This Monday, 21 November, the UN General Assembly held a debate on its annual resolution on ‘The Situation in Afghanistan’. One full decade since the fall of the Taliban, this year’s resolution provided an opportunity for the international community to reflect on the progress of the last decade, particularly the last year, and to reaffirm its commitment to meeting the challenges ahead.
“Fragile as the country may seem, substantial improvements have been made over the last decade,” stated H.E. Dr. Zahir Tanin, Permanent Representative of Afghanistan to the UN, highlighting Afghanistan’s achievements thus far. “Afghanistan has risen from the ashes of a state disintegrated by decades of conflict, and millions of Afghans have rebuilt their lives and are moving forward.”
In addition to considering past successes, Ambassador Tanin’s statement focused on the ongoing transition process to full Afghan ownership, leadership and sovereignty, which started this year. Ambassador Tanin highlighted six key elements of transition: 1) security, 2) governance and rule of law, 3) social and economic development, 4) reconciliation and reintegration, 5) regional economic and security cooperation, and 6) strategic partnerships.
“We have a plan for a successful transition, with all elements and all partners acting in harmonious accord,” Ambassador Tanin, explained. “A successful transition… will lead us to a stable, reliable Afghanistan partnering in a mutually beneficial way with the international community.”
All these elements of transition and more, particularly the need to strengthen the Afghan National Security Forces and move forward with the peace and reconciliation process, are addressed in the highly comprehensive twenty-page resolution.

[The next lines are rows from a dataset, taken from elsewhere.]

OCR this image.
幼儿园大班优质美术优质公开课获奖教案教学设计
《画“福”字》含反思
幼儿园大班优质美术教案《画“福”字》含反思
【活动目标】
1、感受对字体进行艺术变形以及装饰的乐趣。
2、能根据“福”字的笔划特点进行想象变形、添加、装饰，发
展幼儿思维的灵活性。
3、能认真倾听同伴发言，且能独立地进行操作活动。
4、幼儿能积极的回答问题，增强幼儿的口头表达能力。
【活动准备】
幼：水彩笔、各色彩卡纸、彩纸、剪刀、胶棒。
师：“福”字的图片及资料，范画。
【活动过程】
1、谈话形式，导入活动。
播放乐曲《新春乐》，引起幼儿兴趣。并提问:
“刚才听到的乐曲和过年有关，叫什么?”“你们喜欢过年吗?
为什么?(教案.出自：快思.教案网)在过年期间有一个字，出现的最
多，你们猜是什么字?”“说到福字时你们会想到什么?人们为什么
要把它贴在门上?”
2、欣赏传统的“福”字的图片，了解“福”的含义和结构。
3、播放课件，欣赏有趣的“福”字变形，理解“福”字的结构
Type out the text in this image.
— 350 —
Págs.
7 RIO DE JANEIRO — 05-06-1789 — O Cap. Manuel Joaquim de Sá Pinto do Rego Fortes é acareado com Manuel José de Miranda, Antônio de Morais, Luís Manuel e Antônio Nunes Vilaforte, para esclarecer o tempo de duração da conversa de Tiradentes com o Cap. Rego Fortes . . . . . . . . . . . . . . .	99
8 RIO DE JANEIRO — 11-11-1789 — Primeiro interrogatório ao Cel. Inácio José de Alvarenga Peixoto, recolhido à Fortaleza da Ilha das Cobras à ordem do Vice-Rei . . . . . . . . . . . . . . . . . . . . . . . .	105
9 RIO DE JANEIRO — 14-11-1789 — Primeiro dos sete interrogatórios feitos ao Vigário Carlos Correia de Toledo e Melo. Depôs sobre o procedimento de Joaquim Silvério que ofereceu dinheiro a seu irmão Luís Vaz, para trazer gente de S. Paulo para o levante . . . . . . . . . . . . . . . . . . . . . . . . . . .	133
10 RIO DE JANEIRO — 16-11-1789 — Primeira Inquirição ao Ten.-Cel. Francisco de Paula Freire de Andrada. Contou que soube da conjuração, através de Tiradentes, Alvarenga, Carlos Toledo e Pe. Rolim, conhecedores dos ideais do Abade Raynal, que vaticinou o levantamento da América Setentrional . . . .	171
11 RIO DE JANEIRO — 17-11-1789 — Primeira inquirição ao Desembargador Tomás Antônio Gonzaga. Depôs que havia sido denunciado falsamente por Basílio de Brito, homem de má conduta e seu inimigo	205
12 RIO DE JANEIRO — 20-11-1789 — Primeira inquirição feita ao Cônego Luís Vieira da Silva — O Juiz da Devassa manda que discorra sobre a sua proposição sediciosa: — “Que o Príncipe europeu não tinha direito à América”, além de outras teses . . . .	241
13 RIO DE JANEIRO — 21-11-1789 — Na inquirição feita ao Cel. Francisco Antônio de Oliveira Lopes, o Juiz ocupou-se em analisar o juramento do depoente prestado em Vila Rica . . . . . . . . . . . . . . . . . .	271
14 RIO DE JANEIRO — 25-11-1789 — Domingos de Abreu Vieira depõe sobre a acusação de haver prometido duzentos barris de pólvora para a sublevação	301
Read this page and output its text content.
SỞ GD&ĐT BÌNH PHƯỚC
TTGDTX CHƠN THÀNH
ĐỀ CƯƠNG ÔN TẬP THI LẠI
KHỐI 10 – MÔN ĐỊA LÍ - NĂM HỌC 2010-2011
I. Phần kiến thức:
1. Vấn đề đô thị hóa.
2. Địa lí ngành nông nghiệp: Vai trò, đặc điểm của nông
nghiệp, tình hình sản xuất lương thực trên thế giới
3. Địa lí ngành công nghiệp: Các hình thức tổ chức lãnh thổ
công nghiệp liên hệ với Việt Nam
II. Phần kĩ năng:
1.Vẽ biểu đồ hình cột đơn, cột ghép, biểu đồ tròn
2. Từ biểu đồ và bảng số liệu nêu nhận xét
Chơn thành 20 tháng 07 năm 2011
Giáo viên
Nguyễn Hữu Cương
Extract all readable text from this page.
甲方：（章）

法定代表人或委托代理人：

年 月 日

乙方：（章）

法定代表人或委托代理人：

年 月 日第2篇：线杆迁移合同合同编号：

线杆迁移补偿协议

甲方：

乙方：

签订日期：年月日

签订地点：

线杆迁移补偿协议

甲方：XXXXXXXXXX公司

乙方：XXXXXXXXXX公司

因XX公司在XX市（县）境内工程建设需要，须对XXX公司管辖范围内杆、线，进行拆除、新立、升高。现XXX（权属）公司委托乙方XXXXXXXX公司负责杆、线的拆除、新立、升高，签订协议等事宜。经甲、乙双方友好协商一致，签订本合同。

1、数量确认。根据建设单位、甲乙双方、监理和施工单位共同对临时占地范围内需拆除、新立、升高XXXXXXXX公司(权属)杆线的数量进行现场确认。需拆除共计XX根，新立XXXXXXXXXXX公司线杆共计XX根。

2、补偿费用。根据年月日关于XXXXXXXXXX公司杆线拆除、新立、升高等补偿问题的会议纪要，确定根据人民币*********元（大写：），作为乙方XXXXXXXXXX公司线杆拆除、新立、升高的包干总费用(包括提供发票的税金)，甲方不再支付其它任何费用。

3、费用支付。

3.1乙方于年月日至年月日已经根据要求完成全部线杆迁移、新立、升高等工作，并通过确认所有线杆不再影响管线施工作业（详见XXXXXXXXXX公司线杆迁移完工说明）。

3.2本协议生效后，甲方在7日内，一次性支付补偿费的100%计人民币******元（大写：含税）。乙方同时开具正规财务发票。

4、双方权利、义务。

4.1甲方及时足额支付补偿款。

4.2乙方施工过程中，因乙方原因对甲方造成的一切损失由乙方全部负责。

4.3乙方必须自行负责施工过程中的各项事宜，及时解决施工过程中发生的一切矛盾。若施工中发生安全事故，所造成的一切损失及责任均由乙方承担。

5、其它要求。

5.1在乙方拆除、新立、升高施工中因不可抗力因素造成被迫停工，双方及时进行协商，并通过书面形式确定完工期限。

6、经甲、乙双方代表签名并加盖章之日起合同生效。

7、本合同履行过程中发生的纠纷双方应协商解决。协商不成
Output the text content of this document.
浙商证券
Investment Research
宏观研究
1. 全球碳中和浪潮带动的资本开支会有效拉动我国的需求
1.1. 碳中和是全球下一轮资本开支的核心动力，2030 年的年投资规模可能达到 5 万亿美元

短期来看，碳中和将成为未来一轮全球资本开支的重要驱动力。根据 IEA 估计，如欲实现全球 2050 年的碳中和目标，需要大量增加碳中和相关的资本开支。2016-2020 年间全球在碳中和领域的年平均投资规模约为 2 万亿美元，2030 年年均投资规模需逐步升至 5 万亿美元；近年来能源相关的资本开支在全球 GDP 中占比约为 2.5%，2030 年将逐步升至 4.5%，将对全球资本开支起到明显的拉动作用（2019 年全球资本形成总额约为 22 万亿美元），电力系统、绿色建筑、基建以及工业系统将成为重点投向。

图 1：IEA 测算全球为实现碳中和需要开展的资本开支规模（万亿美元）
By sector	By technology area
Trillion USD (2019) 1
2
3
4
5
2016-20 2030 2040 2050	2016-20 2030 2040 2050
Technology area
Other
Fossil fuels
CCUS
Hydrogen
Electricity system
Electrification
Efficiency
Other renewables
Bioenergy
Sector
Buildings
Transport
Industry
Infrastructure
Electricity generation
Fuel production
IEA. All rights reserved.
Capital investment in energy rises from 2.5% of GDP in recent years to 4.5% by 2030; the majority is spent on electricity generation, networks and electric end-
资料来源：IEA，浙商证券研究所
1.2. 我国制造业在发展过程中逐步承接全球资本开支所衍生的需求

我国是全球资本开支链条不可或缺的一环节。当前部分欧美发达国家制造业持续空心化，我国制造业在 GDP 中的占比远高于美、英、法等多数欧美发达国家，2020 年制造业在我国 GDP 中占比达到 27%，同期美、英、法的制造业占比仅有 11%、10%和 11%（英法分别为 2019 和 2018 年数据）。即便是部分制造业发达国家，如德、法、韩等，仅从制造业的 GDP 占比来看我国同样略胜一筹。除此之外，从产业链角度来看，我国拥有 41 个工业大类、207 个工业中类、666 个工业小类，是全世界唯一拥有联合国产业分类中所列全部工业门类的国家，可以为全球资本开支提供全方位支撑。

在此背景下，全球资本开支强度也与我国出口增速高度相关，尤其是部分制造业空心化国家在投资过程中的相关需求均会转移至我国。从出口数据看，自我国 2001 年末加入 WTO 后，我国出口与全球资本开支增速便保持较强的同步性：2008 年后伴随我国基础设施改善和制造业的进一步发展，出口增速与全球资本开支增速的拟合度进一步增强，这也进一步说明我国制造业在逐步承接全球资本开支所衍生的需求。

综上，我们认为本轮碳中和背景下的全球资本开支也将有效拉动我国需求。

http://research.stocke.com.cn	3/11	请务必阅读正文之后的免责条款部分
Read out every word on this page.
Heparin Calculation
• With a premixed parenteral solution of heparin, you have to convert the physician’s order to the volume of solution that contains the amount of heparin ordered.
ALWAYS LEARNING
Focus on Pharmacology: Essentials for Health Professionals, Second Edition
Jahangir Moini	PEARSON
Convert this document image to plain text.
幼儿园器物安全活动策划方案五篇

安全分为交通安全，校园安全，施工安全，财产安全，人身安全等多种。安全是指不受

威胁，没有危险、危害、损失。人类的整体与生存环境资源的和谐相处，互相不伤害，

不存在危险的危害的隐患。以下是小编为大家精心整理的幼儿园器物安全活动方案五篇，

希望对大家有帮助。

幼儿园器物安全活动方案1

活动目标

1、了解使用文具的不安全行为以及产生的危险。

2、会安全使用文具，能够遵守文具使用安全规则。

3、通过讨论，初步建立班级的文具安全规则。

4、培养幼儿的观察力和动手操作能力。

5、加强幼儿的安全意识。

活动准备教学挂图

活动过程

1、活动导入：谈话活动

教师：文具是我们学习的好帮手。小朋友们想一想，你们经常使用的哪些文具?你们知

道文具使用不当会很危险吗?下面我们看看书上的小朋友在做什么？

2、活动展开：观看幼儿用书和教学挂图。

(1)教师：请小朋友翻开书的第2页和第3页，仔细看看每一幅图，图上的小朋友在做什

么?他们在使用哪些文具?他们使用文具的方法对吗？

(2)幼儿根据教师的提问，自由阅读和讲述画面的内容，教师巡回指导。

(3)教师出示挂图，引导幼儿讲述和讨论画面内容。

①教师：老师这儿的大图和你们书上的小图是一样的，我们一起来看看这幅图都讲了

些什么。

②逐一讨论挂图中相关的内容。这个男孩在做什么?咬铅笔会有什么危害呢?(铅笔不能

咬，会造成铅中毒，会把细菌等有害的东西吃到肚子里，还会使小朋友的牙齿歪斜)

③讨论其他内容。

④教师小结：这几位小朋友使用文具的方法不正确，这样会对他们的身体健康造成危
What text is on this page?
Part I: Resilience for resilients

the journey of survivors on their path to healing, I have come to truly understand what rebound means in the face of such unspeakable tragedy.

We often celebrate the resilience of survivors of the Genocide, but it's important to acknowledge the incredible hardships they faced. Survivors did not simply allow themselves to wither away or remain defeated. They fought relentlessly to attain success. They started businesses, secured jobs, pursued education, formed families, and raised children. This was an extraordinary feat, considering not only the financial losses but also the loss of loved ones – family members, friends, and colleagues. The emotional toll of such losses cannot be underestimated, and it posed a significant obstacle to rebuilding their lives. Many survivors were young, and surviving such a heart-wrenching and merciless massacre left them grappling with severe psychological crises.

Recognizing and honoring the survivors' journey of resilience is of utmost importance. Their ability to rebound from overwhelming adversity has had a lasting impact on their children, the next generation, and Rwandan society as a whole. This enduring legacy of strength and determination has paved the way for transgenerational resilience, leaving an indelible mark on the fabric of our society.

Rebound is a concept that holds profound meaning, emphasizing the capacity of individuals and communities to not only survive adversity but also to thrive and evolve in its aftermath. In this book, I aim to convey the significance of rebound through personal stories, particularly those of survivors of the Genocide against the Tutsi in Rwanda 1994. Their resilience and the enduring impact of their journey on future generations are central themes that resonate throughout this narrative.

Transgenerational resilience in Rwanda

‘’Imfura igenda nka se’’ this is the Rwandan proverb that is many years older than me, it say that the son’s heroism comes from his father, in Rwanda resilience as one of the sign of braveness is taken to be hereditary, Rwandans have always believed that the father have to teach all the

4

The resolution also highlights and praises such recent and upcoming developments as improvements in human, including women’s rights, the start of the New Silk Road Initiative, and the convening of the Istanbul and Bonn Conferences.
At the same time, while transition was the major focus, all speakers in the debate were also careful to stress the international community’s long-term commitment to Afghanistan’s successful development even after transition. Introducing the draft resolution, H.E. Mr. Peter Wittig, Permanent Representative of Germany, underlined that “Afghanistan can count on the long-term support of the UN and its Member States, much beyond… 2014.”
Ambassador Tanin thanked the international community for their continued support and dedication, and expressed his confidence that “with the support and goodwill of the Afghan people and the international community, [Afghanistan] will succeed.”
In total, the General Assembly heard speakers from Afghanistan, Germany, the EU, United States, United Kingdom, Russian Federation, and thirteen other delegations. The draft resolution on ‘the Situation in Afghanistan’ was co-sponsored by 90 delegations, and adopted by consensus. The Resolution and corresponding Secretary-General’s Report on the Situation in Afghanistan are available as A/RES/66/10 and A/66/369-S/2011/590 respectively.